Because ESPN and ABC had the money, by virtue of Disney, to contract with NASCAR, they determine what fans see on the screen, whether it is the actual race, advertised products, or promos for their programming. As a result, these networks, intentionally or accidentally, minimize our options.
With the current broadcast contract, ESPN and ABC, along with Fox and TNT, will be the home for NASCAR until 2014. If, upon the expiration of the current contract, NASCAR determines to keep the same arrangement for broadcasting races, then fans are in for more of the same, especially if the broadcast rights fees increase another 40 percent. As I stated before, programming promos during the races are more or less free for the networks. The networks have to recoup their investment some way. The most obvious method is by increasing ratings of the races as well as their other shows so they can raise advertising rates.
Between now and 2014, NASCAR can assess the NFL Network’s model. Currently, the NFL Network is embattled with cable providers, and many subscribers do not have access to the games. The fewer homes that have access to games means the less the NFL Network can charge for advertising. Also, the NFL Network is not receiving the maximum amount of cable subscriber fees. Until it can resolve this issue, the NFL is not profiting from having its own network. However, if the NFL can negotiate with cable providers so that the NFL Network is part of basic cable packages, NASCAR will take a hard look. Having its own network will give NASCAR more control over programming. While it may seem that NASCAR would lose the broadcast rights by having its own network, it will gain subscriber fees from the cable providers as well as advertising revenue. ESPN earns one of the highest subscriber fees at $2.70 per subscriber and is in 85 million homes—that is a lot of money!
For NASCAR to take this step, a couple of things have to happen. First, the NFL Network has to be profitable. Second, NASCAR has to be convinced that it has the clout to demand its network be included in most basic cable packages. Lastly, NASCAR has to be certain that it can command high subscriber fees and even higher advertising rates. Based on NASCAR’s power and popularity, these events are highly probable. Of course, NASCAR may partner with a successful network, such as ESPN. With a partnership, NASCAR can still retain control, along with the profits, while at the same time supplement its business savvy with the television experience of an established cable network. In that case, the NASCAR Network is not in the too distant future for race fans.

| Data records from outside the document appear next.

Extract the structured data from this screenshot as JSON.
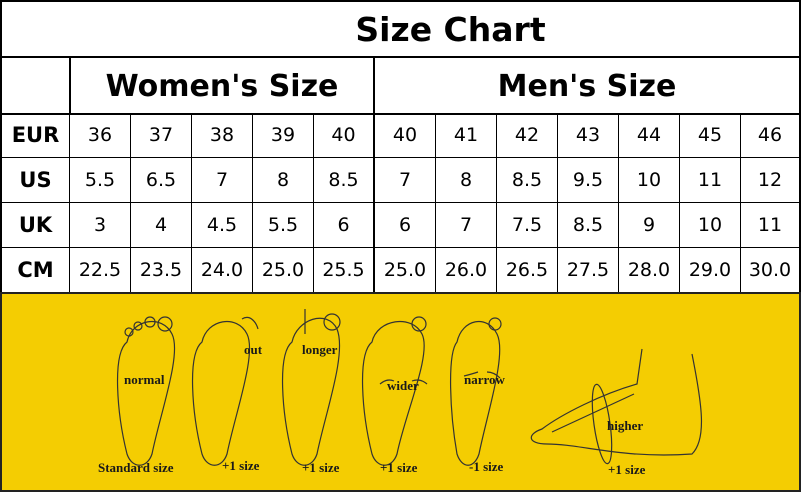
{
  "title": "Size Chart",
  "groups": {
    "women": "Women's Size",
    "men": "Men's Size"
  },
  "rows": [
    {
      "label": "EUR",
      "women": [
        "36",
        "37",
        "38",
        "39",
        "40"
      ],
      "men": [
        "40",
        "41",
        "42",
        "43",
        "44",
        "45",
        "46"
      ]
    },
    {
      "label": "US",
      "women": [
        "5.5",
        "6.5",
        "7",
        "8",
        "8.5"
      ],
      "men": [
        "7",
        "8",
        "8.5",
        "9.5",
        "10",
        "11",
        "12"
      ]
    },
    {
      "label": "UK",
      "women": [
        "3",
        "4",
        "4.5",
        "5.5",
        "6"
      ],
      "men": [
        "6",
        "7",
        "7.5",
        "8.5",
        "9",
        "10",
        "11"
      ]
    },
    {
      "label": "CM",
      "women": [
        "22.5",
        "23.5",
        "24.0",
        "25.0",
        "25.5"
      ],
      "men": [
        "25.0",
        "26.0",
        "26.5",
        "27.5",
        "28.0",
        "29.0",
        "30.0"
      ]
    }
  ],
  "feet": [
    {
      "type": "normal",
      "advice": "Standard size"
    },
    {
      "type": "out",
      "advice": "+1 size"
    },
    {
      "type": "longer",
      "advice": "+1 size"
    },
    {
      "type": "wider",
      "advice": "+1 size"
    },
    {
      "type": "narrow",
      "advice": "-1 size"
    },
    {
      "type": "higher",
      "advice": "+1 size"
    }
  ],
  "colors": {
    "panel": "#f4cd02",
    "border": "#000000"
  }
}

What will races look like on the NASCAR Network? Much as they do on ESPN or ABC, maybe even worse. Like any other network, the potential NASCAR Network will not survive financially by only selling advertising during three races each week (Nextel/Sprint Cup, Busch/Nationwide Cup, and Craftsman Truck Series). It will have to drive viewers, and advertisers, to its other programming. The sport will become even more commodified because NASCAR will have to commercialize everything associated with the races—drivers, drivers’ personal lives, crew chiefs, sponsors, motors, engines, technology, tracks, and car manufacturers—under the guise of bringing fans closer to the action and offering “insider” information. The one-car team and less popular drivers will be ignored because they won’t raise as much money for NASCAR. Even some national companies will not be able to afford to advertise during races, much less local advertisers. But the biggest loss for fans will be that NASCAR will funnel and control all information about the sport. It will decide who to feature, what to report, and what makes good racing; unfortunately, I think its decisions will be based solely on potential profits, thereby limiting fans’ choices.